Osama (2003) Director: Siddaq Barmak
3 1/2 STARS
“Osama,” was the first movie to be made in Afghanistan in the post-Taliban era, and it won the Golden Globe for Best Foreign Language film. I remember that clearly, because it was the worst edited moment at an Awards show until the Emmys on FOX a couple years later when they cut to an overhead shot whenever Sally Field said something intelligent and thoughtful. Clearly the director of the Awards show hadn’t seen the movie or heard what the film was about. It’s about a young girl who during Taliban rule, after her father is passed, is forced to disguise herself as a boy so that she can get work and support her mother. The story itself is kind of slow-moving and predictable, but what I found interesting was the glimpses we get of like in Afghanistan, under Taliban rule. They have a presence in the everyday rules they enforced, like the ridiculous, to quote Bill Mahar, “beekeeper suits”, they force the women to live in, but mostly, the actual people seem to show out of nowhere.

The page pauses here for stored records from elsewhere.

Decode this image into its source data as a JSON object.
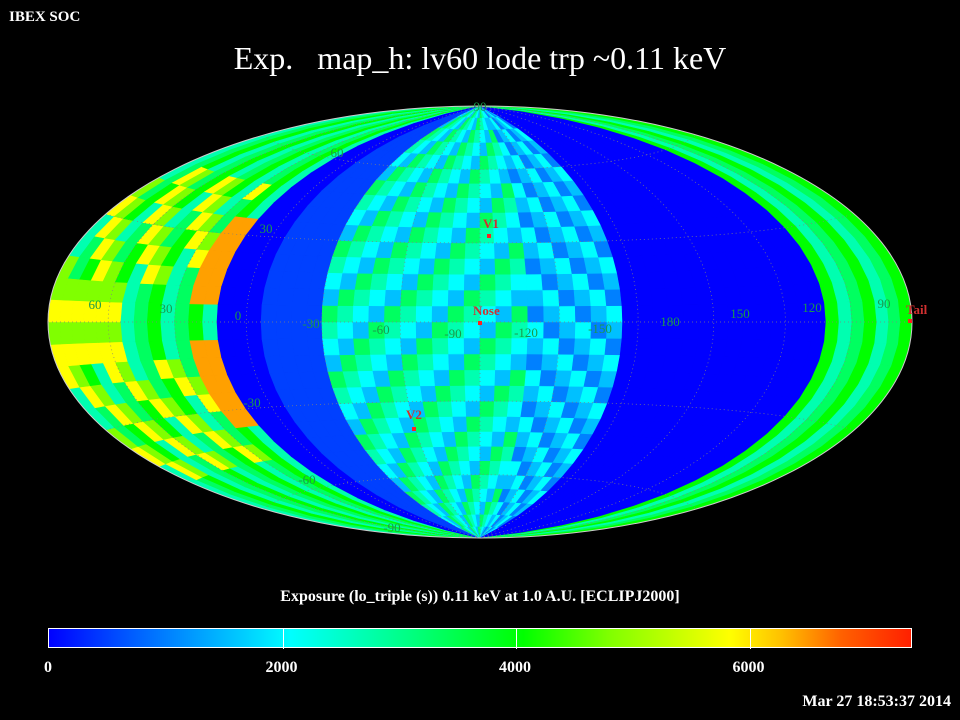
{
  "header": {
    "org": "IBEX SOC",
    "title": "Exp.   map_h: lv60 lode trp ~0.11 keV"
  },
  "map": {
    "projection": "hammer-aitoff",
    "grid": "dotted",
    "lat_labels": [
      "90",
      "60",
      "30",
      "0",
      "-30",
      "-60",
      "-90"
    ],
    "lon_labels": [
      "60",
      "30",
      "0",
      "-30",
      "-60",
      "-90",
      "-120",
      "-150",
      "180",
      "150",
      "120",
      "90"
    ],
    "markers": [
      {
        "label": "V1",
        "color": "#ff2020"
      },
      {
        "label": "Nose",
        "color": "#ff2020"
      },
      {
        "label": "V2",
        "color": "#ff2020"
      },
      {
        "label": "Tail",
        "color": "#ff2020"
      }
    ]
  },
  "colorbar": {
    "title": "Exposure (lo_triple (s))  0.11 keV at 1.0 A.U. [ECLIPJ2000]",
    "min": 0,
    "max": 7400,
    "tick_labels": [
      "0",
      "2000",
      "4000",
      "6000"
    ],
    "tick_values": [
      0,
      2000,
      4000,
      6000
    ]
  },
  "footer": {
    "timestamp": "Mar 27 18:53:37 2014"
  }
}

Sometimes they come to fire at a protest and ‘cause more havoc and hell. Other times, they just come down and pass out turbans to schoolchildren. They don’t seem as much a repressive government religious force as a sudden outburst that interrupts the daily lives of the citizens, most of which seem to just want to go on with their daily life. It’s an interesting little piece for a country that hadn’t made a movie for over a decade, and hopefully they’ll be able to make more, but in generally, this isn’t a film that particularly stood out to me in any memorable way, outside of its cultural importance of it being made, but maybe that's just enough.